Non-disability retirement also appears to increase mainly by low job control or its sub-dimensions (Blekesaune and Solem 2016; de Wind and van der Beek 2014; Lund and Villadsen 2005; Robroek et al. 2013a; Thorsen et al. 2016), but other factors, such as low role clarity, low reward, low organizational justice and low leadership or management quality, have been reported among risk factors (Breinegaard et al. 2017; Thorsen et al. 2016). A recent review on the relationship between exposure to psychosocial factors at work and early retirement concluded that there is sufficient evidence that high job control and high social support are associated with later retirement, but not for job demands, organizational justice, effort-reward imbalance or other psychosocial work factors (Browne et al. 2018).

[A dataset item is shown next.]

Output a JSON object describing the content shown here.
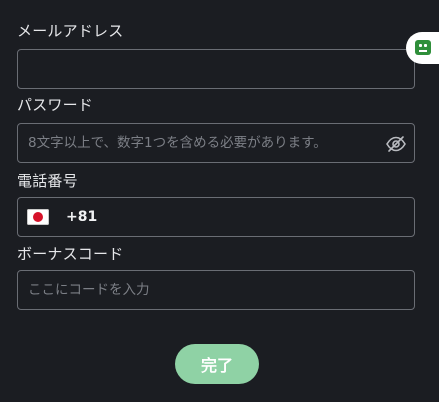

Unemployment was consistently associated with low control and its sub-dimensions in the few available studies (Lund et al. 2001; Lund and Labriola 2006; Robroek et al. 2013a), whereas various psychosocial factors have been found to increase the risk of LTSA, but results appear inconsistent among studies; nonetheless, low control or its sub-dimensions have been repeatedly associated with LTSA (Henderson et al. 2012; Lund et al. 2005; Melchior et al. 2005). Also, one study reported an increased risk of LTSA for exposure to high strain (Wang et al. 2004), while another one also for exposure to conflict, rewards, quality of leadership, emotional demands and demands for hiding emotions (Lund et al. 2005).
It is worth underlining that most studies in the literature did not adjust the results for exposure to other work factors, which may explain the higher number of work factors found significantly associated with early exit in these studies, as well as the stronger risk estimates reported for most work exposures.